李海歆道,「看這場雨能下多久吧。新掰下的苞谷大多都擰了辮子,掛了起來,這倒沒大礙,一時沒掰下來的,也先停停,在地里先長几天,倒也不礙事。就是那些穀子讓人頭痛,都已曬了半幹了,這雨下太久,堆捂在一起,可是要發霉的。」
李薇默然,凡事沒有全占好處的,自己家把地收回來種,收益自得,風險也自擔了。
愈是顆粒小的糧食,碰上雨天,愈是倒霉。
何氏看他們興致不高,便擺手道,「都回去睡吧。種地自古就是看天吃飯,又不是沒經歷過,明兒看看情況再說。」
姐妹兩人應了聲,走出飯廳時,雨已密集起來,毛毛細細的,讓人心頭好不慡快。
李薇下午睡了一會兒,沒睡意,也不想進屋胡思亂想去,沿著遊廊去了春杏的房間。
自春柳出嫁之後,東廂房歸春杏,西廂房歸她,兩人這幾年來,一個忙著生意,一個忙著種地,說悄悄活的次數倒也少了。

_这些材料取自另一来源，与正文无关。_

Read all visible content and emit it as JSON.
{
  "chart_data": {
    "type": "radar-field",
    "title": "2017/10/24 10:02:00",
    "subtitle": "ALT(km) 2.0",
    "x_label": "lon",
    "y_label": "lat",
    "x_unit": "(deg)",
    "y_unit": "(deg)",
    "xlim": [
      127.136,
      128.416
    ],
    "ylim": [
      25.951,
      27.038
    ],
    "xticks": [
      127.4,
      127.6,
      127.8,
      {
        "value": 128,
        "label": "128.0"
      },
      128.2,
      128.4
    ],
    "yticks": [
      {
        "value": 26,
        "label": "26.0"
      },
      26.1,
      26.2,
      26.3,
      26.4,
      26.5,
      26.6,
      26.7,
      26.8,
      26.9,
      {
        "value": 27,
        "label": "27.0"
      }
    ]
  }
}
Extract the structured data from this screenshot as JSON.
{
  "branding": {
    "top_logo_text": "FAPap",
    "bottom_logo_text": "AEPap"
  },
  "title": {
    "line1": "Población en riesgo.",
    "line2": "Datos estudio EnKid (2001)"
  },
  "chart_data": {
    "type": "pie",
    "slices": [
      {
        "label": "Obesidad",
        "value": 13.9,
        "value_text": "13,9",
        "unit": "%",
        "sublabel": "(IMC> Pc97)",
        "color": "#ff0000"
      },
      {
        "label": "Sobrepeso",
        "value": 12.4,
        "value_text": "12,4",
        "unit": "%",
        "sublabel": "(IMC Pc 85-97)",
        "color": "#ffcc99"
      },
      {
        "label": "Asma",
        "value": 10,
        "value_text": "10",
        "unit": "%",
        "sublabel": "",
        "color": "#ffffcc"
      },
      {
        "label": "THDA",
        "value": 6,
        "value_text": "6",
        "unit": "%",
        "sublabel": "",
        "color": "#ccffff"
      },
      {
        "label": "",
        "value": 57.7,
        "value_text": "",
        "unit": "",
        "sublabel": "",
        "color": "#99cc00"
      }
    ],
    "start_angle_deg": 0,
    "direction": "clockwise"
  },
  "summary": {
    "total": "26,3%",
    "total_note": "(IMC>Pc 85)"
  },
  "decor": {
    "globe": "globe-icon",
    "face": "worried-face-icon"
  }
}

「四姐,坊子裡出了什麼事兒?」李薇待jú香jú蘭上了茶,退出去後,才問春杏。
春杏在裡間,坐在妝奩前,對著銅鏡卸環釵,一邊道,「胡師傅帶著兩個夥計悄悄跑了。」
「什麼?」李薇驚了一下,杯中的茶水濺出來,燙得她手一縮。
春杏如墨般的長髮傾瀉而下,起身脫掉外衫,換了件家常的衣衫,走出裡間兒,看她這副吃驚的樣子,笑了一下,按她坐下,「這有什麼好稀奇的,生意場上這種事多了去了。」
胡師傅便是三年前年周濂托朋友的關係找的那位會制皂的師傅,當時他來時,春杏和周荻按他的要求,不但給精心挑選了一座小宅子,知道他腿腳不便,還特意雇了兩個十二三歲的小童先讓他到周家學些規矩,日後好給這師傅跑腿,照顧他的生活。
他到了宜陽後,首先提的一個條件,便是制皂液時,不准有外人旁觀。原本是她和春杏確實存著偷師的私心,想看看這鹼皂製作的詳細工藝到底是怎麼樣的,不過這師傅有話在先,又有周濂私下說這樣的心思不可取在後,兩人便悉了這心思。